Every once and a while, NMTB will book a guest that’s so huge, and out of the show’s league, that I’ll just watch in awe, thinking “how the hell did they get them”. Slash was like that. Lemmy was like that. Jimmy Cliff was like that.

Tonight, Alice Cooper is in the building. Yes. THE Alice Cooper. Prince of Darkness. Star of Wayne’s World. I’m already freaking out.

Good news is Tony Hadley, lead singer of Spandau Ballet, is also here, and he gave a very fun showing last time he was on, so I’m optimistic. Katie Melua is a jazz singer/songwriter.
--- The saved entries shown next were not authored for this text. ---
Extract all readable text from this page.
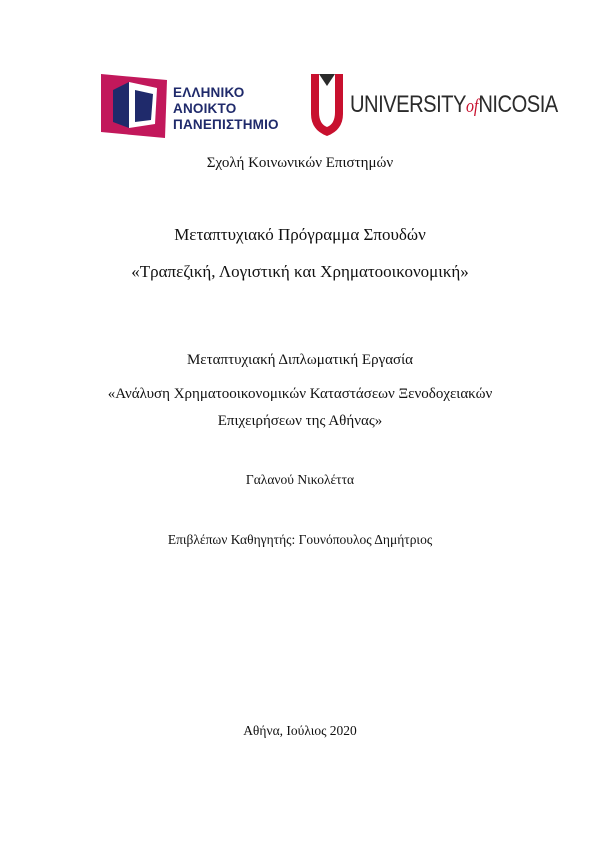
ΕΛΛΗΝΙΚΟ
ΑΝΟΙΚΤΟ
ΠΑΝΕΠΙΣΤΗΜΙΟ
UNIVERSITYofNICOSIA
Σχολή Κοινωνικών Επιστημών
Μεταπτυχιακό Πρόγραμμα Σπουδών
«Τραπεζική, Λογιστική και Χρηματοοικονομική»
Μεταπτυχιακή Διπλωματική Εργασία
«Ανάλυση Χρηματοοικονομικών Καταστάσεων Ξενοδοχειακών
Επιχειρήσεων της Αθήνας»
Γαλανού Νικολέττα
Επιβλέπων Καθηγητής: Γουνόπουλος Δημήτριος
Αθήνα, Ιούλιος 2020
Jane Moore’s on Loose Women.

The whole beginning starts out as a joke about Stephen Hawking “shagging his nurse”, but it just turns into everyone doing Hawking impressions saying random song titles.
Phill: “NOWADAYS…EVERYBODY WANT TO TALK…”
Mark: “STOP…HAMMER TIME.”

Alice talks about a riot in Toronto that made him have an asthma attack.
Alice: “People were wearing buttons saying ‘Alice, you’re a riot’, ‘I survived the Alice riot'”
Mark: “To have a riot named after you, how fantastic is that…”
Alice: “That’s how you know you’ve arrived.”
Phill: “That’s such a breathing image, “WELL THEY GOT NO NOISE” [Asthma Inhaler]”

Alice: “Although there is a band in Denmark that ate their lead singer. Just killed him and ate him. That’s going pretty severe…”
Phill: “Whoever heard of ‘Musical Differences’…”
Mark: “It’s very hard to tell someone they’re fired…”
Alice: “How do you get the NEXT lead singer? That’s what I wanna know. Do they put an ad in the paper going ‘lead singer wanted; we ate the last one.'”
Bill: “‘No time wasters, no cannibals’…”
Mark: “That’s what Bill’s family did to Sean Hughes.”
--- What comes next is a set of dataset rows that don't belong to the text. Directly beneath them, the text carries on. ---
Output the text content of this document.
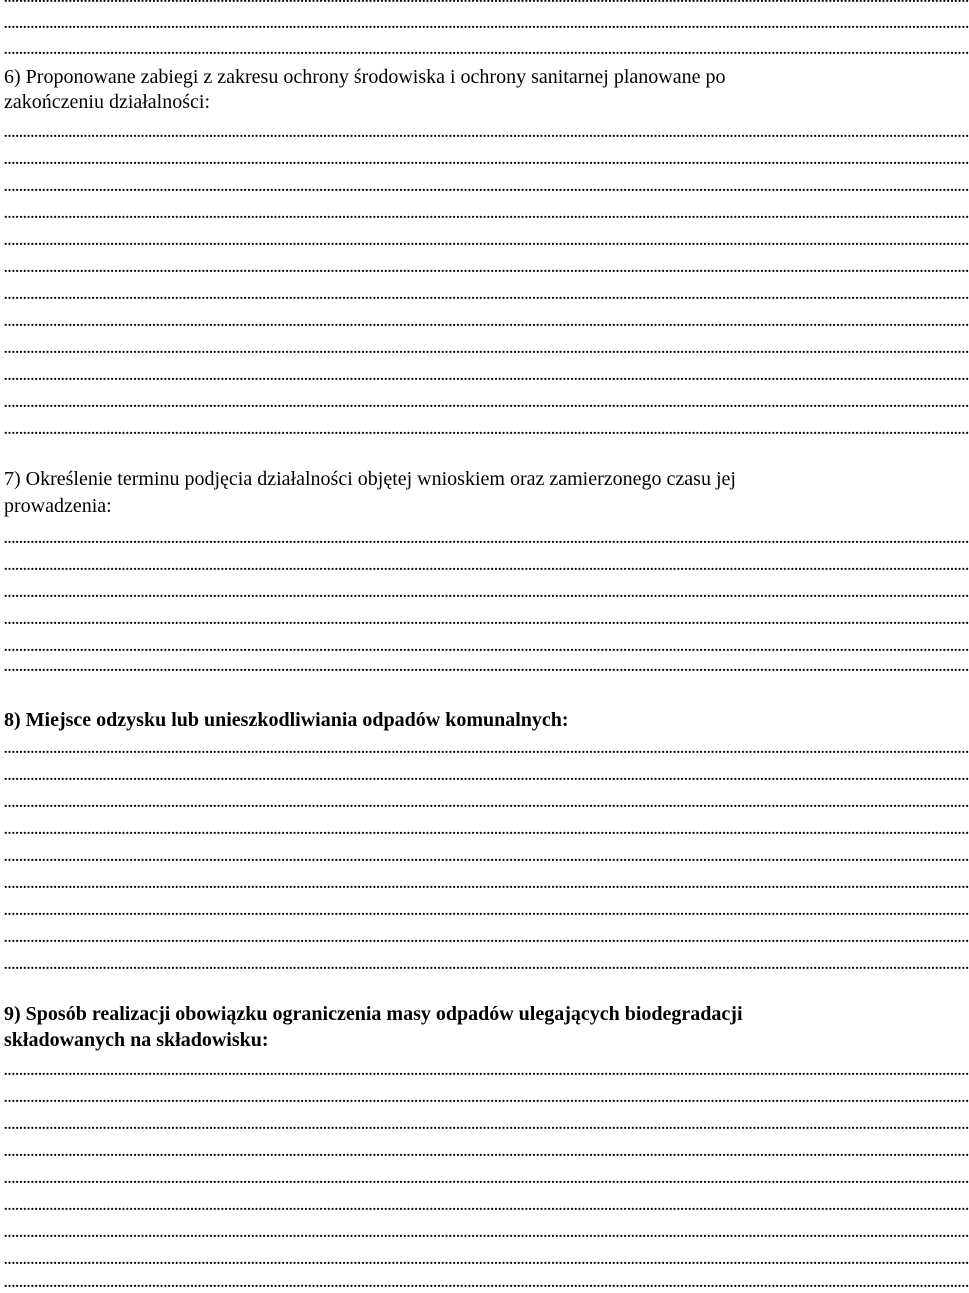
..............................................................................................................................................................................................................................................................
..............................................................................................................................................................................................................................................................
6) Proponowane zabiegi z zakresu ochrony środowiska i ochrony sanitarnej planowane po
zakończeniu działalności:
..............................................................................................................................................................................................................................................................
..............................................................................................................................................................................................................................................................
..............................................................................................................................................................................................................................................................
..............................................................................................................................................................................................................................................................
..............................................................................................................................................................................................................................................................
..............................................................................................................................................................................................................................................................
..............................................................................................................................................................................................................................................................
..............................................................................................................................................................................................................................................................
..............................................................................................................................................................................................................................................................
..............................................................................................................................................................................................................................................................
..............................................................................................................................................................................................................................................................
..............................................................................................................................................................................................................................................................
7) Określenie terminu podjęcia działalności objętej wnioskiem oraz zamierzonego czasu jej
prowadzenia:
..............................................................................................................................................................................................................................................................
..............................................................................................................................................................................................................................................................
..............................................................................................................................................................................................................................................................
..............................................................................................................................................................................................................................................................
..............................................................................................................................................................................................................................................................
..............................................................................................................................................................................................................................................................
8) Miejsce odzysku lub unieszkodliwiania odpadów komunalnych:
..............................................................................................................................................................................................................................................................
..............................................................................................................................................................................................................................................................
..............................................................................................................................................................................................................................................................
..............................................................................................................................................................................................................................................................
..............................................................................................................................................................................................................................................................
..............................................................................................................................................................................................................................................................
..............................................................................................................................................................................................................................................................
..............................................................................................................................................................................................................................................................
..............................................................................................................................................................................................................................................................
9) Sposób realizacji obowiązku ograniczenia masy odpadów ulegających biodegradacji
składowanych na składowisku:
..............................................................................................................................................................................................................................................................
..............................................................................................................................................................................................................................................................
..............................................................................................................................................................................................................................................................
..............................................................................................................................................................................................................................................................
..............................................................................................................................................................................................................................................................
..............................................................................................................................................................................................................................................................
..............................................................................................................................................................................................................................................................
..............................................................................................................................................................................................................................................................
..............................................................................................................................................................................................................................................................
The phone on Mark’s desk goes off twice during the round.
Katie: “There it goes again…it could be someone’s mobile backstage.”
Mark: “Or it could be this SOUND EFFECT BUTTON I have under here…THE MAGIC OF TV!”

Mark, after announcing the real answer, that the Darkness cancelled a gig after the lead singer cut his finger. This is a huge diatribe here:
“Yeah, it must be really difficult, playing with a cut finger. Last week I was at a charity gig with Tony Hadley. Stinky flu…STILL did the raffle. Def Leppard’s drummer LOST HIS ARM…CARRIED ON GIGGING. Curtis Mayfield, I kid you not, was in a coma…STILL MADE ANOTHER ALBUM. Otis Redding crashed into the dark, bleak, unforgiving waters of Lake Minona, and after he drowned…he did a gig…he did three encores, and he gave every member of his band a foot massage. Shane Ritchie has NO TALENT WHATSOEVER. HE CAN’T SING, HE CAN’T ACT, HE CAN’T TELL JOKES. HAS IT STOPPED HIM? HAS IT *BUGGERY*! [dramatic pause] STING…IS *SHIT!* A cut finger? Yeah, YOU’RE rock…so-called Darkness! [another pause] Sorry, I meant to say…two points!”
And with that, he cracks up and collapses onto the desk. This is just the first round.
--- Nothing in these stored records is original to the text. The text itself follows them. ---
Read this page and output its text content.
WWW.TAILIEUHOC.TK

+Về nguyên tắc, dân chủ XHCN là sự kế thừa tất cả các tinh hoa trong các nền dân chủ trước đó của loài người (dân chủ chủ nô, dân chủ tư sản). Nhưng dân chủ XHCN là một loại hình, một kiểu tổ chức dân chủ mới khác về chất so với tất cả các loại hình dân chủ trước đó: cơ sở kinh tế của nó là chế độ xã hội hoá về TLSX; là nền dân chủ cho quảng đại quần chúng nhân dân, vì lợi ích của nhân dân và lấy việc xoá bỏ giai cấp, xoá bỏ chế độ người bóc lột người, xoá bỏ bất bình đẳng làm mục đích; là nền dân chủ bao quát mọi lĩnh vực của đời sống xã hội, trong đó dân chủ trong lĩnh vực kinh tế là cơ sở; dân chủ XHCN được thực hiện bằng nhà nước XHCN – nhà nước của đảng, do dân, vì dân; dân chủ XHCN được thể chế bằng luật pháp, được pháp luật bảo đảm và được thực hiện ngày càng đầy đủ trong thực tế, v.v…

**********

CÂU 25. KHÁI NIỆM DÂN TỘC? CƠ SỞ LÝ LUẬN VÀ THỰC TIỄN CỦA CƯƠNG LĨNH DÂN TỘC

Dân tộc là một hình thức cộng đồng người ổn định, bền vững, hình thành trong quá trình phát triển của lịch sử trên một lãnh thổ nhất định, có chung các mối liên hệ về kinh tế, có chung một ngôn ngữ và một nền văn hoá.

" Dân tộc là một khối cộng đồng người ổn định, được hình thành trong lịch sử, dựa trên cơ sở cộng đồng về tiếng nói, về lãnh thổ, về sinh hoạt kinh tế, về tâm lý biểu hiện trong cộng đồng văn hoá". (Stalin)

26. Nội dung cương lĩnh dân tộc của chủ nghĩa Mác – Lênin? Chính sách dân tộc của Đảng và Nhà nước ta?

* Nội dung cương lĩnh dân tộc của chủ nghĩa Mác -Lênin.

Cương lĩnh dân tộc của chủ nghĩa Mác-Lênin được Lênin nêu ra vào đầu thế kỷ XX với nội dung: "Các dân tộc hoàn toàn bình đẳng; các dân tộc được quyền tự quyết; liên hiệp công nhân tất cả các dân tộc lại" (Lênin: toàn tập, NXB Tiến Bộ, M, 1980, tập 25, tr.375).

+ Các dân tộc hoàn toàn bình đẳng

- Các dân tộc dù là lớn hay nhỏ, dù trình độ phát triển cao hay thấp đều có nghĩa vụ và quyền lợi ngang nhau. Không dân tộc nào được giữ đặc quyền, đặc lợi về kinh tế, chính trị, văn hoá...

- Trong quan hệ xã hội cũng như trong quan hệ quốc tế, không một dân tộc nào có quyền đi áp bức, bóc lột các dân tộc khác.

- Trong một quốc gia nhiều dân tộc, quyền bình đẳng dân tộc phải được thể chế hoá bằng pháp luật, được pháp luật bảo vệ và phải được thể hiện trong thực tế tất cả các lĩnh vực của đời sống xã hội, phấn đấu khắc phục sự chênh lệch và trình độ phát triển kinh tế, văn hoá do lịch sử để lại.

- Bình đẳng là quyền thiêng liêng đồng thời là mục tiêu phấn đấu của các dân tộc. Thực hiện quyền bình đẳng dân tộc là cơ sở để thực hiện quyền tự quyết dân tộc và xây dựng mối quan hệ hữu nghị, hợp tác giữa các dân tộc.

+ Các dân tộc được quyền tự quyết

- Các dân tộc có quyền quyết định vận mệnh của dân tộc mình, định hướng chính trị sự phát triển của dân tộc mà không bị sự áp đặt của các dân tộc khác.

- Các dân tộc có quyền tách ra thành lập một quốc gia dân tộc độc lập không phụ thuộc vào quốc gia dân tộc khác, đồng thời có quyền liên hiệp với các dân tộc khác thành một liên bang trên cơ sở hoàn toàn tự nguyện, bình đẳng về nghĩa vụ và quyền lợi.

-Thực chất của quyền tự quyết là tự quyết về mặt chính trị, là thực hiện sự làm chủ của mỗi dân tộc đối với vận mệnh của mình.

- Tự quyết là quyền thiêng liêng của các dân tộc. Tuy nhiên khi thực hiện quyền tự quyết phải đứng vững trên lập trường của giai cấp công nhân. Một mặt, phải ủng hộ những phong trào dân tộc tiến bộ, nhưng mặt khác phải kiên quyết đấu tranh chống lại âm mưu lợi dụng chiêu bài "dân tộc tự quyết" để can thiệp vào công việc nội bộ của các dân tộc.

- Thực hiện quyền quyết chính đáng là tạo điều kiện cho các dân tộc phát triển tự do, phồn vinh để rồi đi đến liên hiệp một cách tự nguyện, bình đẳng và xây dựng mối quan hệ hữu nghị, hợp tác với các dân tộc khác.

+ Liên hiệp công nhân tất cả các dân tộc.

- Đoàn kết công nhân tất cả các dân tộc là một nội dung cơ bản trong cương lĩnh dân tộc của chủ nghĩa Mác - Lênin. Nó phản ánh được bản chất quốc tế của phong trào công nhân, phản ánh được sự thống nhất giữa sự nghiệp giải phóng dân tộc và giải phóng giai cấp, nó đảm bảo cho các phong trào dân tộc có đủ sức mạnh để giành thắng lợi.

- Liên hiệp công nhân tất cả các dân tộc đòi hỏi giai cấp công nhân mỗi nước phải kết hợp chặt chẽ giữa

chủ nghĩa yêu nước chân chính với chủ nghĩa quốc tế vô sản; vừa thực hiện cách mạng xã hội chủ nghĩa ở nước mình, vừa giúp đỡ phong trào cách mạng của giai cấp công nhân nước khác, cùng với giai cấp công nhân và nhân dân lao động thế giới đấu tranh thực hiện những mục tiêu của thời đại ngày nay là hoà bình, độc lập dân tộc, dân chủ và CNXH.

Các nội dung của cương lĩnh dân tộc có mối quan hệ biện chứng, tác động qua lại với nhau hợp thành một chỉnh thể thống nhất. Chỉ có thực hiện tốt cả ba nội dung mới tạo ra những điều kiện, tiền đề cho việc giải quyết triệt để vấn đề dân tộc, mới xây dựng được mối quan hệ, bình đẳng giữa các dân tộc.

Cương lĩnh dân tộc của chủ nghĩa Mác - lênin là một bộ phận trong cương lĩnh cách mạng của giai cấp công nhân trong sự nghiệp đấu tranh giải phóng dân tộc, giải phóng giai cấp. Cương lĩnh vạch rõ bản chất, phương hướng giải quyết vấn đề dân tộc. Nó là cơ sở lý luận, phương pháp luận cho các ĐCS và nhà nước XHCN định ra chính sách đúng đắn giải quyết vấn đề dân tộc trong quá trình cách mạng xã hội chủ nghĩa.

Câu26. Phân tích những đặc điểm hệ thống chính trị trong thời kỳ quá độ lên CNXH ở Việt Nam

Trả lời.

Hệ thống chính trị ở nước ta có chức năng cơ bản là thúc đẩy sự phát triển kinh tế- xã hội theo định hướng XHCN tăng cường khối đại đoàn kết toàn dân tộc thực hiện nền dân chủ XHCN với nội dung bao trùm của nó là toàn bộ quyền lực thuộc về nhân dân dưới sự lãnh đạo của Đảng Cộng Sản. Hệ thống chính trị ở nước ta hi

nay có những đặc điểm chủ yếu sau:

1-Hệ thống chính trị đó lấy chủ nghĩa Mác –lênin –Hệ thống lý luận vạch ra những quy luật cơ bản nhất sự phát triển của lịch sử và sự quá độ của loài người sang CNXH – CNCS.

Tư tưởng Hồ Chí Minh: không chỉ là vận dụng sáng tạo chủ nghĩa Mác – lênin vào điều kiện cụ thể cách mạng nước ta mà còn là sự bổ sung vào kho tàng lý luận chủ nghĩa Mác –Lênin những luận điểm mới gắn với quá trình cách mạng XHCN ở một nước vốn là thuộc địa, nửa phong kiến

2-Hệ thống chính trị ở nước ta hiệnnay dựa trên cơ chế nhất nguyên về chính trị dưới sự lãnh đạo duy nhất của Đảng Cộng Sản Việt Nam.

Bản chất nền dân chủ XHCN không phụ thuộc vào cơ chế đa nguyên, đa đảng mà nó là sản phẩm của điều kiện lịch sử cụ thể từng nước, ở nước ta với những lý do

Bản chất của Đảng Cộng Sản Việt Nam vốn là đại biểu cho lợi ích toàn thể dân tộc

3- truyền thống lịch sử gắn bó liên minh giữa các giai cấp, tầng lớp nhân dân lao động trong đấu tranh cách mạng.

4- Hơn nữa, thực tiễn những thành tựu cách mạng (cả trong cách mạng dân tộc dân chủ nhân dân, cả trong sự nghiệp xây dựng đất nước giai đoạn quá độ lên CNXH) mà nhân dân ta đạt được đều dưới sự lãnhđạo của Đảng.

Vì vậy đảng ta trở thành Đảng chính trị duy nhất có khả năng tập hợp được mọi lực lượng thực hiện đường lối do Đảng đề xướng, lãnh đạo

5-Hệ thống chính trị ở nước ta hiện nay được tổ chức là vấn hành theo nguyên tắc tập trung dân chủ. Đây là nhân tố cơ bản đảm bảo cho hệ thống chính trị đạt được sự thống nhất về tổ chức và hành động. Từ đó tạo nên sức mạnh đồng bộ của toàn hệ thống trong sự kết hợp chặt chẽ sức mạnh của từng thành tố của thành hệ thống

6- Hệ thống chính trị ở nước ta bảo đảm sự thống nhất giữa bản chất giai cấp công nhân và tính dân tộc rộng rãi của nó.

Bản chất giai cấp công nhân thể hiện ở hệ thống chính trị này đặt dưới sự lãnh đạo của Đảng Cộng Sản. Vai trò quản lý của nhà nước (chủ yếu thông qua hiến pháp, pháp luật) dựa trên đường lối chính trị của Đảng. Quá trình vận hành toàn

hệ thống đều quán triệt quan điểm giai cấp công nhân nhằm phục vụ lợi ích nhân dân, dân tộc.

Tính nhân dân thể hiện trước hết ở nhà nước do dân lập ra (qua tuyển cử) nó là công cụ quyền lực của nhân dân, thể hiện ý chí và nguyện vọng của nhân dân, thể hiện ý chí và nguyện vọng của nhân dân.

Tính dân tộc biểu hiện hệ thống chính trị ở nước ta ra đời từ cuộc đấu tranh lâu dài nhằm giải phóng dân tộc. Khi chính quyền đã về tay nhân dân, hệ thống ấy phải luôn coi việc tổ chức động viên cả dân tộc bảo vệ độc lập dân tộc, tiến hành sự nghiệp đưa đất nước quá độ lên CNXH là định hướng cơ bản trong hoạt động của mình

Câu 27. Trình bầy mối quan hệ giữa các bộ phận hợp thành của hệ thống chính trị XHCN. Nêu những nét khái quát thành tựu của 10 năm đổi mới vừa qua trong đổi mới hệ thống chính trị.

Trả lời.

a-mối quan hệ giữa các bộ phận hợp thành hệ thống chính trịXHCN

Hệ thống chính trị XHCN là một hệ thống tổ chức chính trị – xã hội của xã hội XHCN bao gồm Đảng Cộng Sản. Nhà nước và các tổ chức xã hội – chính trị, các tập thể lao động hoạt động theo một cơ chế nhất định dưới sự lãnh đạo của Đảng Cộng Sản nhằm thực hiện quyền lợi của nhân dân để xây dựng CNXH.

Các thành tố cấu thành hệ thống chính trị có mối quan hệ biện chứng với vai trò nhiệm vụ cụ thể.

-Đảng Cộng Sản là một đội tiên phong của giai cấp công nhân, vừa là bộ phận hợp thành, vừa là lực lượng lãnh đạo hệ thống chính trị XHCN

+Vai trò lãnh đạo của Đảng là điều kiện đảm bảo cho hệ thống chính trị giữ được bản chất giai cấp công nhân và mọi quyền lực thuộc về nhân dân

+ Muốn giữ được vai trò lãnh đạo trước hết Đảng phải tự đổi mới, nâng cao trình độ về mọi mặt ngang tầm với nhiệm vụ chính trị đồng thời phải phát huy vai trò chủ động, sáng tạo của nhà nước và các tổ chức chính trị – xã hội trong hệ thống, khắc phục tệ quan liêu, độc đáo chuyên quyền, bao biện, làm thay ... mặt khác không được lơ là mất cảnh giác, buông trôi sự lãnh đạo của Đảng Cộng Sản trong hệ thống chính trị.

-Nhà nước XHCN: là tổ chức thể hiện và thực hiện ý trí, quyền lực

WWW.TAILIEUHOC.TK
Katie, in the 1st intro, does some melodic piano, then basically says “piano” in the middle. Mark has to stop all of this to yell at her.
Mark: “EITHER HE GUESSES IT FROM [Piano Motion]…”
Katie: “I have to give him some clues…”
Mark: “HE’S ALICE COOPER! HE *KNOWS*!”

Next intro, Katie mimes holding a guitar.
Mark: “hold on…WHAT COULD THIS BE? Could be a guitar, could be a bass.”
Phill: “She’s holding Alice’s snake.”
Mark: “That’s an image I don’t wanna pursue…”

Alice guesses the intro five seconds in, so Mark has them do it again so they can actually hear the intro.
Mark: “Alice, you ever done any acting, in films?”
Alice: “Yeah, I have.”
Mark: “Well, let’s see it put to the test.”
They do the intro again, and Alice is more thoughtful, does a chin-stroking thing. Then, after they finish, Alice goes “wow”, and before he can answer, Mark goes “I’ll have to pass it over then…”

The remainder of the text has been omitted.